On Sunday Nadia didn’t go to work. That’s our day. On Sundays we wash and eat on time. The kitchen is suddenly noisy. We both go out into the corridor, to the front door that leads to the street. Nadia goes to the kitchen to investigate. Nadia returned, pale with worry. It turns out that an order has been issued to the public: no one is permitted to leave the house. The Germans are going from house to house, searching for partisans. They are no longer talking about Jews because the Jews have been almost completely liquidated. “What should we do?” asks Nadia, “Go? Stay?” and once again we are in a situation with no way out.
Rachel Shuchman and her daughter Eugenia (Lusha) were both dentists in the city of Rovno in northwest Ukraine; they were among the few Jews from the city to survive the war. About eighty percent of the 30,000 Jews who lived in Rovno at the time of the German occupation in June 1941 were murdered in an aktion carried out by the Germans in November 1941. The 5,000 Jews who remained in the city were incarcerated in a ghetto. In July 1942, they were deported in cattle cars towards the town of Kostopol, and shot into open pits.
Before the war, Rachel had worked in a dental surgery with her husband Ben-Zion, who was a technician. Ben-Zion was murdered early on in the war, and his body was never found.
Their daughter Eugenia married Yaacov Rosenzwieg, also a dentist, three months before the outbreak of war. During the war years, Yaacov served in Siberia as a dentist, returning at the war’s end. Before the war, Eugenia had worked at a clinic in the city. Nadia, the cleaner at the clinic, hid her and her mother Rachel under the bed in her apartment. While in hiding, Rachel documented their wartime experiences on doctor’s prescriptions. She wrote poetry, piyutim (liturgical poems) and stories.
If they are going from house to house, how are we going to be protected by hiding under the bed? Nadia went, and as always, locked the door … they force open the door, now the door succumbs and bursts open … we hear Nadia returning (what a courageous woman!!). My hope is reignited. I rely on Nadia, on her intelligence and on her heart. We calmed down a little. We lie down quietly. Nadia is speaking, laughing, jesting and receiving a group of guests. “Please come in! Where have you been? I just popped out to a neighbor. I’ve been at home all morning. I saw that you wanted to come in to me so I ran here. After all, the door to the corridor is open.”

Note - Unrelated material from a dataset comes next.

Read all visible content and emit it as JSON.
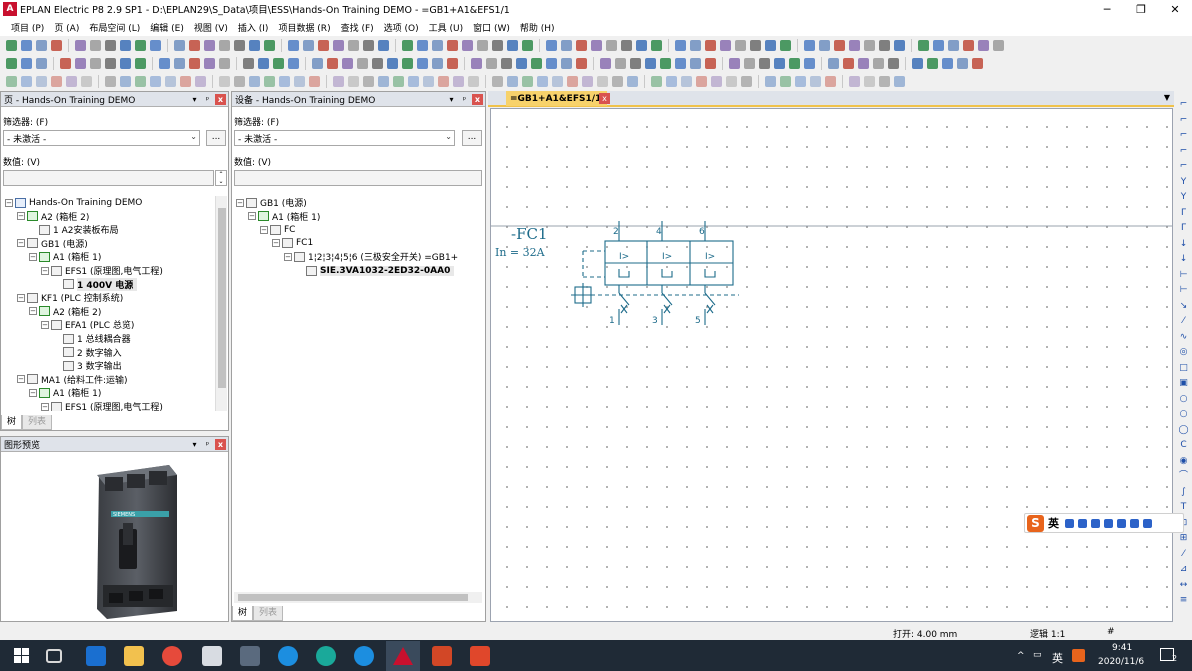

…The cupboard creaks, a sign that they have opened it, they are looking for something. In the middle of the room stands a small table covered with a large tablecloth. The edges of the cloth reach the floor. It is the only thing that remains from a large household. Obviously this appears suspicious to our lovely guests, they lift the edge of the tablecloth and search for partisans under the table. Now the searchers go towards the bed. It’s not at all surprising, these searchers, they search everywhere, they always look under the bed. … I have the chance to see the soldier’s boots from up close, a large boot, here, here he is touching my nose now. … Above the bed hangs a small picture of Jesus’s mother. The soldier who is conducting the search and so light-heartedly kills people like flies, is apparently a religious man. He focuses on the small picture, forgetting that he hasn’t checked what is happening under the bed. He turns his head from the bed towards Nadia, and says, “Your documents.”
Our Nadia comes back to life. Laughing and jesting she shows him her documents. He looks at the documents. The investigation is over. When I came out from under the bed my lips were blue, my face was as white as the wall. … We sat silently for a long time. Nadia couldn’t collect herself for a long while. She sat with her head down and her arms loose. When she was herself again I approached her, hugged her and kissed her on the head.
In 1948 Rachel immigrated to Israel. She brought with her the notes that she had written in hiding. Her granddaughter Rita Gefen, Eugenia’s daughter, donated Rachel’s notes to Yad Vashem. The notes provide a rare glimpse into the inner world of a Jewish woman under the constant terror of a life in hiding. These notes also constitute an eternal testament to the heroism of Nadia, a simple woman who didn’t know how to read or write, but who tied her fate to that of two Jewish dentists and saved their lives.